Delphine Batho raconte le jour où elle s'est fait virer du gouvernement
Dans son livre "Insoumise", qui paraît mercredi, l'ancienne ministre de l'Ecologie dévoile les SMS échangés avec Jean-Marc Ayrault et François Hollande lors de son éviction.
Après Valérie Trierweiler et Cécile Duflot, c'est au tour de Delphine Batho de régler ses comptes avec l'exécutif. Dans Insoumise, son livre publié mercredi 15 octobre, l'ancienne ministre revient sur les treize mois qu'elle a passé au gouvernement avant son limogeage, le 2 juillet 2013. Francetv info raconte minute par minute et texto par texto la dernière journée de Delphine Batho au ministère de l'Ecologie.
Elle pousse un coup de gueule sur RTL
Tout commence le matin du 2 juillet. Invitée sur RTL, la ministre de l'Ecologie, du Développement durable et de l'Energie ose critiquer la baisse de 7% du budget de son ministère.
Selon Le Lab d'Europe 1, elle est immédiatement rappelée à l'ordre par un SMS du Premier ministre Jean-Marc Ayrault : "Tes déclarations sont inadmissibles sur ton budget, je te demande de rectifier." "Ce n'est pas une déclaration d'humeur", répond Delphine Batho. Elle demande au Premier ministre une rencontre. "Trop tard, le mal est fait", rétorque sèchement Ayrault.
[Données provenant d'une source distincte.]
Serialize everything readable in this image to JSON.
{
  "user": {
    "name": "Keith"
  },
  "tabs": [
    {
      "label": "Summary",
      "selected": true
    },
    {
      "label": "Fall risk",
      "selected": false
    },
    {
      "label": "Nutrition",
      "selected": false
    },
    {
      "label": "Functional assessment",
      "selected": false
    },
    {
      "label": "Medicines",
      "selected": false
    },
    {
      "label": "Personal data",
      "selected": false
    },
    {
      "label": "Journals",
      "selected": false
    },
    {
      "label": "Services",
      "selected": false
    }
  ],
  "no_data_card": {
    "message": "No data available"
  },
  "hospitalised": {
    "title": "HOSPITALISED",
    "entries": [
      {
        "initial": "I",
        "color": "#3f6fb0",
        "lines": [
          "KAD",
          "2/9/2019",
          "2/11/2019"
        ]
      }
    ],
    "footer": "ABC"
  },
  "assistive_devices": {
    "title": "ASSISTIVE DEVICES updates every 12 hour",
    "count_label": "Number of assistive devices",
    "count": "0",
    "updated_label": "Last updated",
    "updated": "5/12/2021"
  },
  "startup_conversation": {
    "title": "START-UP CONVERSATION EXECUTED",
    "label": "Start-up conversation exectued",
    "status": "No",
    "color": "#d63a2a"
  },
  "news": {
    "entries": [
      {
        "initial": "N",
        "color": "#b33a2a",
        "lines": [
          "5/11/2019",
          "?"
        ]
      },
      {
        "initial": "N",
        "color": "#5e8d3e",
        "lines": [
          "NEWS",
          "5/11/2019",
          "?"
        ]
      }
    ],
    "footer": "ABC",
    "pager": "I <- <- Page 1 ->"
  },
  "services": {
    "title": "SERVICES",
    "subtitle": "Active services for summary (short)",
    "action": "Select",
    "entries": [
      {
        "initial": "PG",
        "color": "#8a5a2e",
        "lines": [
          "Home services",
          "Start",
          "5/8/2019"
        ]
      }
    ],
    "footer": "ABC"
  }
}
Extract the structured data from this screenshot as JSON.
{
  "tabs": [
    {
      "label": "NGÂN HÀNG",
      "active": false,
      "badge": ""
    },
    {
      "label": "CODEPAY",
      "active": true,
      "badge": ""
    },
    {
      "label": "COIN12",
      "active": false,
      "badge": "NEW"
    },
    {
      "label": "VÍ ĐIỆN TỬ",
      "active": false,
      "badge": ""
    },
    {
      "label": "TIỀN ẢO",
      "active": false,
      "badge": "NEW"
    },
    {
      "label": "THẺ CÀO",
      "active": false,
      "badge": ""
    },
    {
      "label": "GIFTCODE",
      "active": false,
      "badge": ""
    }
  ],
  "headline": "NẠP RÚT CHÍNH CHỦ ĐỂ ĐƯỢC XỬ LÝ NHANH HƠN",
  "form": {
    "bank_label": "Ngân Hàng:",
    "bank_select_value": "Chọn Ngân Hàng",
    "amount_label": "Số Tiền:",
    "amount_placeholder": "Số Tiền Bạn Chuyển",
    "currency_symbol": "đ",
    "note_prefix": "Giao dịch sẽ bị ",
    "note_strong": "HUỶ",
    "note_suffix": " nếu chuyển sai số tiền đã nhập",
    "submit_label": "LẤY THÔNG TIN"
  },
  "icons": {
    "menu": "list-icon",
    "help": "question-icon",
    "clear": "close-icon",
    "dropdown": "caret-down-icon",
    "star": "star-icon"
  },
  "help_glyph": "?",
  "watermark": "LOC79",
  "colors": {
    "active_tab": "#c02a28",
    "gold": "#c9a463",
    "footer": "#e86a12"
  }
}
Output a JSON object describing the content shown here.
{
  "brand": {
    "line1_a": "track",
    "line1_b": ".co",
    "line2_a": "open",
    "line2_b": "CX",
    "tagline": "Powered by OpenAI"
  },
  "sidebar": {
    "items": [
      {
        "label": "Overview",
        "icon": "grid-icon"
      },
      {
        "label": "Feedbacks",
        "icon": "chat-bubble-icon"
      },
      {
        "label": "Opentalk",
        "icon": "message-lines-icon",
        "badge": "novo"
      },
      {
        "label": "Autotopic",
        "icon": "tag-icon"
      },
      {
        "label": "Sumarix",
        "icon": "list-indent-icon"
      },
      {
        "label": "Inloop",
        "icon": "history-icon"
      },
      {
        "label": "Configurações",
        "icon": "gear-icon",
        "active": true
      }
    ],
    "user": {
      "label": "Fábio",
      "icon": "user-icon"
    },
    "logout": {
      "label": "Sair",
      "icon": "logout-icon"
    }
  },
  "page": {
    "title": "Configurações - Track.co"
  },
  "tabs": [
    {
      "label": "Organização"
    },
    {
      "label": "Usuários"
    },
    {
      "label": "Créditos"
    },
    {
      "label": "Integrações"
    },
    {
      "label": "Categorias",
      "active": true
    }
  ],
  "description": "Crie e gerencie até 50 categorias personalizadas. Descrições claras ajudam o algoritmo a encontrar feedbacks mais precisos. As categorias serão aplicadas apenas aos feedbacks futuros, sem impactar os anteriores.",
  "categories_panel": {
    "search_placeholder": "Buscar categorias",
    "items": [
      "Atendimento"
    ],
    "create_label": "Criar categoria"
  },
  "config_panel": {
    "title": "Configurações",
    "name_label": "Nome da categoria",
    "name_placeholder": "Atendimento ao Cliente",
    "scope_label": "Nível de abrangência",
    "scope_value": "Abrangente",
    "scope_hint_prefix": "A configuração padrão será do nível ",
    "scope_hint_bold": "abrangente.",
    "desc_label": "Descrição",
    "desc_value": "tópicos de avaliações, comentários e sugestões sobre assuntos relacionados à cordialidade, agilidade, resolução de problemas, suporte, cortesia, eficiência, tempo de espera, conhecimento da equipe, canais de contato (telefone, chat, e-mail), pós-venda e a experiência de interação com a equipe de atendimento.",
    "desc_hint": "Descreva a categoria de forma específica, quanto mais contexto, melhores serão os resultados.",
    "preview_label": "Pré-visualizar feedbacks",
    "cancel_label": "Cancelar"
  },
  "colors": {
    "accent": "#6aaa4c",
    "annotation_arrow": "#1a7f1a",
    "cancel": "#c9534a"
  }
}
Jean-Marc Ayrault lui lance un ultimatum
A 11h06, Jean-Marc Ayrault revient à la charge, via deux textos envoyés à quelques secondes d'écart. "Je te demande un communiqué officiel de rectification avant la fin de matinée." Puis : "J'ai informé le PR [le président de la République] de ce problème politique."
Le téléphone de la ministre n'arrête pas de vibrer. Cette fois, le texto vient de François Hollande. "Tu dois répondre à la demande du Premier ministre, je ne comprends pas ce que tu as fait ce matin. Je t'ai écoutée."
Le stress augmente avec la pression. Delphine Batho tente de se justifier une nouvelle fois auprès du Premier ministre. "C'est par nos décisions que l'on résoudra ce problème politique", lui envoie-t-elle. "Alors tu choisis soit un communiqué ou tu pars", lui répond Jean-Marc Ayrault, sévère.
Le Premier ministre et François Hollande lui téléphonent
"Sonnée", dit-elle dans son livre, elle demande à nouveau une rencontre au chef du gouvernement, "pour en discuter de vive voix". Il préfère l'appeler. "Je lui dis que je ne démentirai pas mes propos, que je ne partirai pas. Que je voudrais le voir pour en parler directement", raconte l'ancienne ministre dans Insoumise. "Il ne veut rien entendre. La confrontation est dure." "J'ai compris", conclut sèchement Jean-Marc Ayrault. Le Premier ministre raccroche.
Delphine Batho se rend à l'Assemblée nationale à 15 heures pour défendre un projet de loi. Elle est obligée d'interrompre la séance. François Hollande veut lui parler "sur le champ au téléphone". Le Lab avait repéré la scène.
D'une "voix douce" mais d'un ton "ferme", François Hollande lui dit : "Tu aurais dû me le dire qu'il y avait un problème sur le budget de l'Ecologie. On ne peut pas mettre en cause les arbitrages budgétaires. (...) S'il y a un problème, c'est à moi qu'il fallait en parler. C'est moi qui ai été élu le 6 mai."
Le président somme Delphine Batho d'accepter la demande du Premier ministre. "Il faut que vous trouviez un terrain d'entente. Si vous ne vous mettez pas d'accord, tu sais ce qui se passera. Tu redeviendras députée. Bon, tu seras une députée parmi d'autres... Tu sais, il y en a beaucoup qui sont prêts à prendre ta place au gouvernement. Y compris parmi ceux qui disent te soutenir."
Jean-Marc Ayrault la reçoit et la limoge
La ministre est finalement reçue par Jean-Marc Ayrault à 16h30, à la demande de François Hollande. "Il s'installe derrière son gros bureau, et moi en face", écrit Delphine Batho. L'échange est, là encore, rude.
"La confiance est rompue. Tu as remis en cause mes arbitrages budgétaires, accuse le Premier ministre. Il n'y a rien à négocier, rien à obtenir." Delphine Batho tente de sauver sa peau. Elle lui dit sa volonté de rester au gouvernement. Rien à faire : "Tu mets en cause notre action, la confiance est rompue. (...) Tu sais ce qu'il va se passer maintenant, on s'est tout dit." Fin de la discussion.
François Hollande l'informe à son tour, toujours par téléphone, de l'officialisation de son limogeage. A 18h08, le communiqué "tombe à l'AFP", écrit la désormais ex-ministre.